Jolie, heavily pregnant with twins, stepped up the celebrated Cannes red carpet flanked by partner Brad Pitt — and a giant fake panda — in what she said were lower-than-usual heels with special Nike soles for the gala screening of the Panda movie.

The Brangelina appearance at the 12-day filmfest briefly swept Cannes' more high-brow fare off centre-stage, this year showcasing a trend for highly-relevant political movies.

The latest offering by the fabled Dreamworks Animation team sees a clumsy flabby overweight panda voiced by Black and obsessed by martial arts catapulted from his job in a noodle restaurant to a role as a kung fu superhero.

Was the film a message for the world's overweight, that it was fine to be a fat panda as long as it was a happy one, the cast was asked at a press conference.

"No," Jolie told the vast crowd of cameras and press on hand.

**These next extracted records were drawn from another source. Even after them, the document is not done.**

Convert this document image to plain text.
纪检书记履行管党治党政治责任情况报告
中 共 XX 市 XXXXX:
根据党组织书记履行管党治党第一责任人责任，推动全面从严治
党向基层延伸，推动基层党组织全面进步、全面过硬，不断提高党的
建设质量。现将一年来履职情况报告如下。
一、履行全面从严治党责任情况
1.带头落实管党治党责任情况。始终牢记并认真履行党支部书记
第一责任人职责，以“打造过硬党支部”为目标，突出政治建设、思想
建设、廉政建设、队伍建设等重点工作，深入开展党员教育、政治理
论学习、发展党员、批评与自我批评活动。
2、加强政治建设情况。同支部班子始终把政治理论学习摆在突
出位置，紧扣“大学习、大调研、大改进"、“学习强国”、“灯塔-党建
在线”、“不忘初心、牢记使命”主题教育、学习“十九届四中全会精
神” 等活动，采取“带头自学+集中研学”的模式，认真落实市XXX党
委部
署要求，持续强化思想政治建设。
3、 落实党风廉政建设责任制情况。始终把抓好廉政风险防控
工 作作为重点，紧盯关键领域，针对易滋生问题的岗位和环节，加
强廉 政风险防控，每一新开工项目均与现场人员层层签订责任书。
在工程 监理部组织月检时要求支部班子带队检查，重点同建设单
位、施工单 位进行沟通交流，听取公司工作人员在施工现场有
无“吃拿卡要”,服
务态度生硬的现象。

"Whatever makes you different, whatever is unique about you, embrace it and try to be yourself."

Jolie, who also said she and Pitt were thinking about having the birth in France, plays Tigress in the movie. She said it was "a classic tale, with a nice moral message that as a parent you feel your children can watch".

Other stars to lend their voices include Jackie Chan and Lucy Liu.

"The film is a love-letter to China," said Dreamworks' animation mastermind Jeffrey Katzenberg, and the stars of the film said their thoughts were currently with China's quake victims, as well as those in Myanmar.

Somewhat round Black plays the movie's anti-hero Po. "I think of myself as a kind of bear," he said.

"I'm soft and squishy and lazy. I am Po. Po is I. There was very little acting involved."

For two-time Academy-award winner Hoffman, now 70, it was his first try at being just a voice.

Asked by one journalist whether this was a bit of a slide for the one-time star of films such as 'The Graduate', Hoffman laughed and said: "There's been a decline in culture. And it's also reached your profession."

On the arthouse front in Cannes, of the films competing for the festival's top Palme d'Or prize, the most applauded by critics to date was Turkey's 'Three Monkeys' by Nuri Bilge Ceylan, a tale set around family tension.

The other three competition films already screened have all touched on politically or socially-relevant themes and been well-received — 'Blindness' by Brazil's Fernando Meirelles, 'Waltz with Bashir', an animated documentary by Israel's Ari Folman, and 'Lion's Den' by Argentinian Pablo Trapero.